Playing time tends to be a subject of conversation about Fuld. He came from the Cubs in the January 2011 Matt Garza trade with two subtexts: One was that if he plays too much, he tends to get overexposed and is better in short bursts. The other is that he gets hurt too often and can't stay on the field enough.
The Rays have seen both sides.
Fuld, 31, hurt his right wrist toward the end of the 2011 season, waited to test it in spring training and ended up having surgery that kept him out until late July, then was sidelined in September with a strain of the same right hamstring that bothered him this spring.
He had a torrid stretch in April 2011 — including the "coolest day of my entire life" 4-for-6 showcase at Fenway Park — hitting .364 with a .419 on-base percentage in 19 games, then went .202/.278 the rest of the way. Last year, he hit .311 with a .363 OBP in his first 30 games back, then .083/.185 in his last 14.

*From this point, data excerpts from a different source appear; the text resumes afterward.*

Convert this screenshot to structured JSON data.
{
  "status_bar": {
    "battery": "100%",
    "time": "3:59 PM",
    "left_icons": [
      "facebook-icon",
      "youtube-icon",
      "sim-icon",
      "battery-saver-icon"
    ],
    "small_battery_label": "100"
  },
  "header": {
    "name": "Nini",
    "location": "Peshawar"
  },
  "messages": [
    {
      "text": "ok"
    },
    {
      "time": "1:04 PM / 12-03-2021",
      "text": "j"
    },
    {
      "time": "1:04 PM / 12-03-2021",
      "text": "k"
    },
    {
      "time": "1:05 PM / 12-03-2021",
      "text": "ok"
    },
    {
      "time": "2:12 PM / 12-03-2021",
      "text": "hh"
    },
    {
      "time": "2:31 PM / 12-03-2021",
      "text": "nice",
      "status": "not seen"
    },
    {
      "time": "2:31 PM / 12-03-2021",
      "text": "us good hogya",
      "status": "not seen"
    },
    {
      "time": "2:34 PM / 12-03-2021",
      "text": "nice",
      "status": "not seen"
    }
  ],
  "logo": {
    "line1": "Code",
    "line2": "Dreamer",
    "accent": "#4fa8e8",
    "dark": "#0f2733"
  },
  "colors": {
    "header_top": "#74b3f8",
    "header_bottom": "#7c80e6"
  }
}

Maddon said the key is finding the right balance, and keeping Fuld, who also has diabetes, healthy. Fuld said it has been "brutal" being out so long, but he was buoyed by knowing the team was willing to be patient. The concern now is preventing a recurrence, especially since he has been sidelined twice with the same issue and is spending 3-plus hours a day in the trainer's room on treatment and maintenance.
All of which made it feel even better — "great," actually — to get back on the field Wednesday.
Maddon felt pretty good, too.
"It was nice to see him moving around like that," he said. "On the ball down the line you see how he closed on it — no trepidation regarding my leg, whatever — he just moved on it. And the sliding catch was typical of him. He got right back up, he had a nice bounce, so I have to believe he's feeling pretty good."